Tiron Has Negative Effects on Osteogenic Differentiation via Mitochondrial Dysfunction in Human Periosteum-Derived Cells

Abstract

Tiron is a potent antioxidant that counters the pathological effects of reactive oxygen species (ROS) production due to oxidative stress in various cell types. We examined the effects of tiron on mitochondrial function and osteoblastic differentiation in human periosteum-derived cells (hPDCs). Tiron increased mitochondrial activity and decreased senescence-associated β-galactosidase activity in hPDCs; however, it had a detrimental effect on osteoblastic differentiation by reducing alkaline phosphatase (ALP) activity and alizarin red-positive mineralization, regardless of H₂O₂ treatment. Osteoblast-differentiating hPDCs displayed increased ROS production compared with non-differentiating hPDCs, and treatment with tiron reduced ROS production in the differentiating cells. Antioxidants decreased the rates of oxygen consumption and ATP production, which are increased in hPDCs during osteoblastic differentiation. In addition, treatment with tiron reduced the levels of most mitochondrial proteins, which are increased in hPDCs during culture in osteogenic induction medium. These results suggest that tiron exerts negative effects on the osteoblastic differentiation of hPDCs by causing mitochondrial dysfunction.

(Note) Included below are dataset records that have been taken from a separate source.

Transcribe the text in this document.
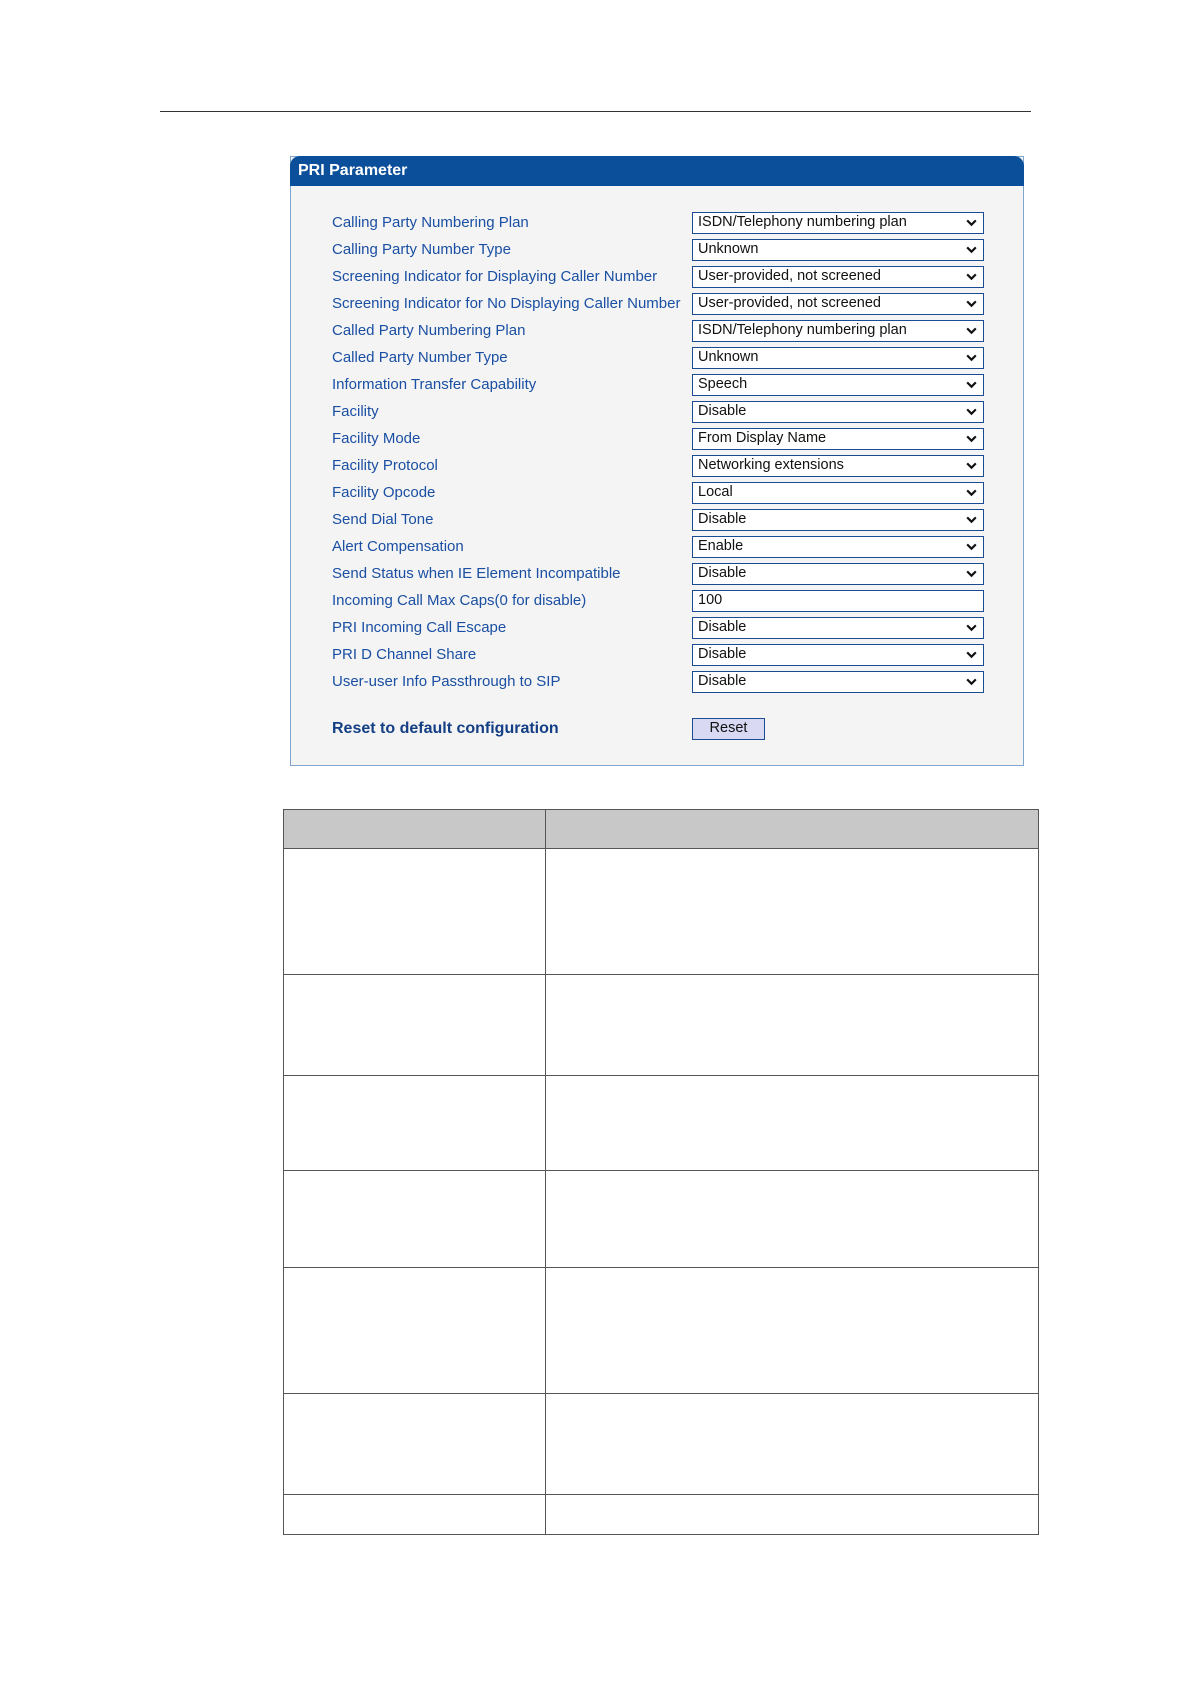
PRI Parameter
Calling Party Numbering Plan	ISDN/Telephony numbering plan
Calling Party Number Type	Unknown
Screening Indicator for Displaying Caller Number	User-provided, not screened
Screening Indicator for No Displaying Caller Number	User-provided, not screened
Called Party Numbering Plan	ISDN/Telephony numbering plan
Called Party Number Type	Unknown
Information Transfer Capability	Speech
Facility	Disable
Facility Mode	From Display Name
Facility Protocol	Networking extensions
Facility Opcode	Local
Send Dial Tone	Disable
Alert Compensation	Enable
Send Status when IE Element Incompatible	Disable
Incoming Call Max Caps(0 for disable)	100
PRI Incoming Call Escape	Disable
PRI D Channel Share	Disable
User-user Info Passthrough to SIP	Disable
Reset to default configuration	Reset
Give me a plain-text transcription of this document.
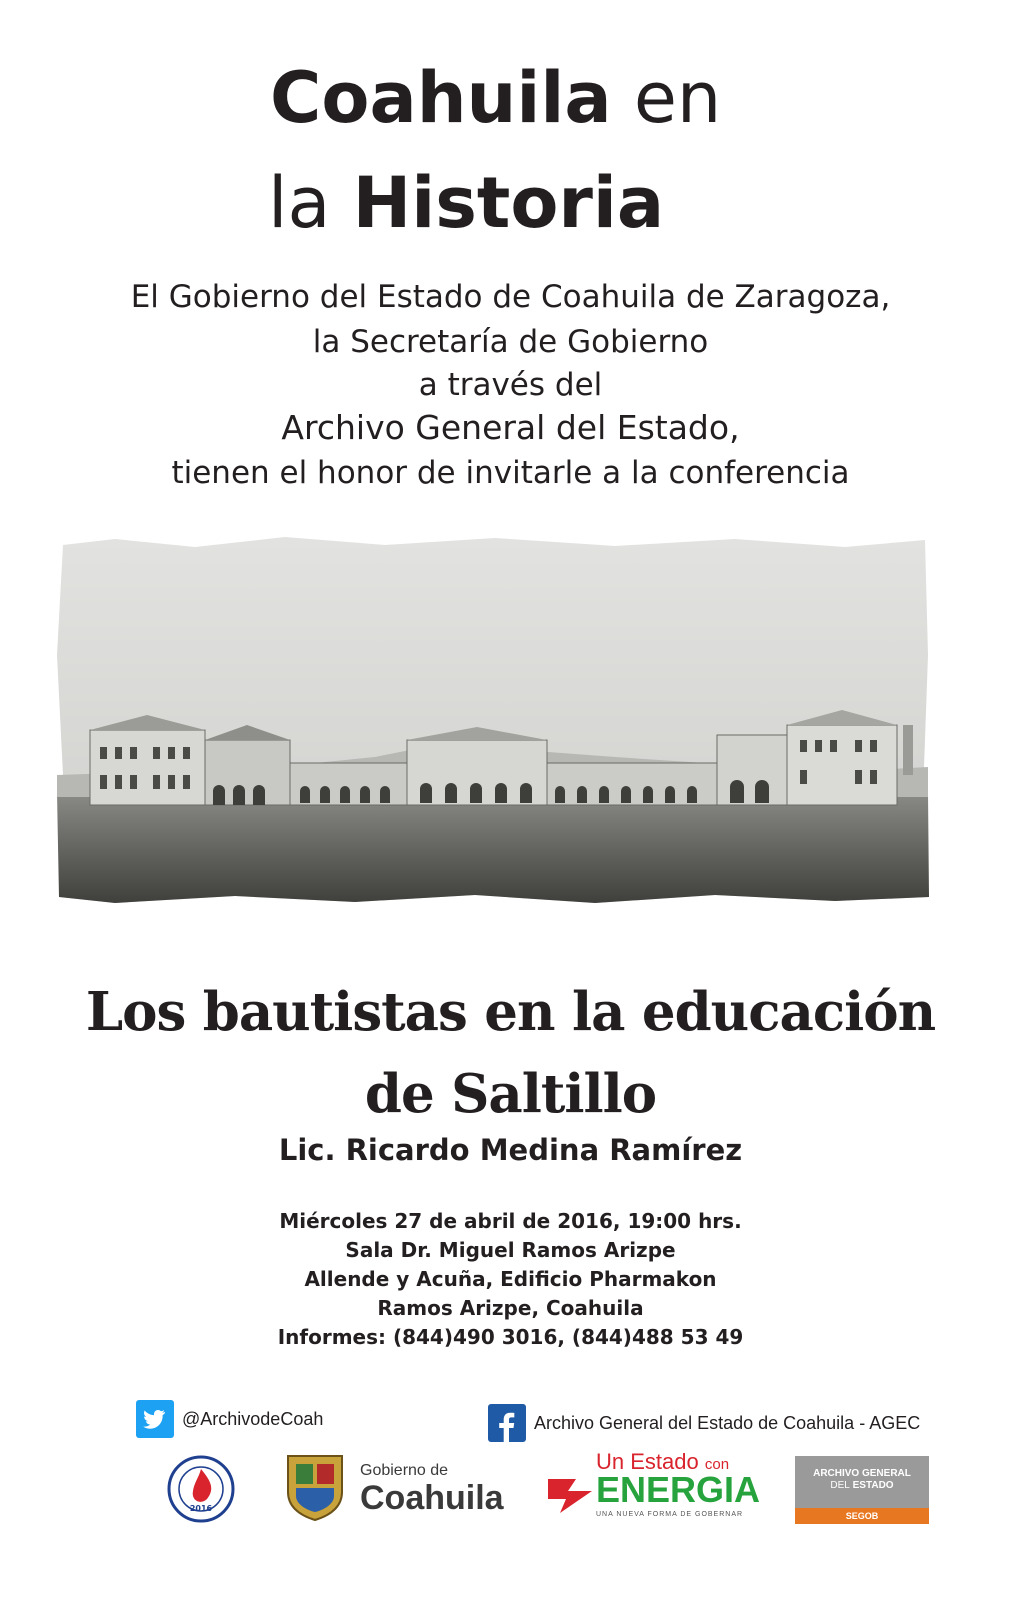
Coahuila en
la Historia
El Gobierno del Estado de Coahuila de Zaragoza,
la Secretaría de Gobierno
a través del
Archivo General del Estado,
tienen el honor de invitarle a la conferencia
Los bautistas en la educación
de Saltillo
Lic. Ricardo Medina Ramírez
Miércoles 27 de abril de 2016, 19:00 hrs.
Sala Dr. Miguel Ramos Arizpe
Allende y Acuña, Edificio Pharmakon
Ramos Arizpe, Coahuila
Informes: (844)490 3016, (844)488 53 49
@ArchivodeCoah	Archivo General del Estado de Coahuila - AGEC
2016
Gobierno de
Coahuila
Un Estado con
ENERGIA
UNA NUEVA FORMA DE GOBERNAR
ARCHIVO GENERAL
DEL ESTADO
SEGOB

Keywords: mitochondria; osteoblastic differentiation; periosteum-derived cells; tiron.

Figure 1

Biological activity of tiron in hPDCs. (A) The viability of hPDCs was unchanged after culture with 1 mM tiron compared to that of control cells. (B) Treatment with 1 mM tiron significantly increased the MMP in hPDCs, regardless of the passage. (C) Treatment with 1 mM tiron clearly decreased H₂O₂-induced β-galactosidase activity in hPDCs. (*** p < 0.001).

Figure 2

Effects of tiron on osteogenic phenotypes of hPDCs. Tiron reduced osteoblastic differentiation of hPDCs by reducing (A,C) ALP activity and (B,D) alizarin red-positive mineralization. CTL: DMEM; OM: osteogenic induction media. (*** p < 0.001).

Figure 3

Effects of tiron on osteogenic phenotypes of hPDCs treated with H₂O₂. (A,B) Treatment with 1 mM tiron reduced ALP expression and activity in H₂O₂-treated hPDCs. (C,D) Alizarin red-positive mineralization and calcium content were clearly reduced in H₂O₂-treated hPDCs. CTL; DMEM., OM; osteogenic induction media. (* p < 0.05, ** p < 0.01, *** p < 0.001).

Figure 4

Effects of tiron on ROS production in osteoblast-differentiating hPDCs. (A) ROS production was significantly increased in hPDCs after 7 days of culture in osteogenic induction medium. (B) MMP was significantly increased in hPDCs in a time-dependent manner in osteogenic induction medium. (C) In flow cytometry analysis, antioxidants reduced ROS levels in hPDCs. The 50% value (percentage) was the control. (D,E) Effects of antioxidants on mitochondrial activity in osteoblast-differentiating hPDCs. Antioxidants significantly reduced the oxygen consumption rate (OCR) (D) and the rate of ATP production (E), which were both clearly increased during osteoblastic differentiation. Exceptions were treatment with 0.1 mM NAC that did not have a significant effect on OCR and treatments with 0.1 mM tiron, 0.1 mM NAC, and 0.01 mM Mito-TEMPO that did not have significant effects on the rate of ATP production. Control: DMEM; OM: osteogenic-induction medium; T: tiron; N: NAC; MT: Mito-TEMPO. (* p < 0.05, ** p < 0.01, *** p < 0.001).

Figure 5

Effects of tiron on the level of mitochondrial proteins in osteoblast-differentiating hPDCs. (A,B) The levels of mitochondrial proteins were clearly increased in hPDCs cultured in osteogenic-induction medium compared with those in DMEM. Tiron markedly reversed the increases in mitochondrial protein levels induced by osteogenic induction medium, except for HSP 60 and VDAC. CTL: DMEM; OM: osteogenic induction medium; T: tiron. (* p < 0.05, ** p < 0.01, *** p < 0.001).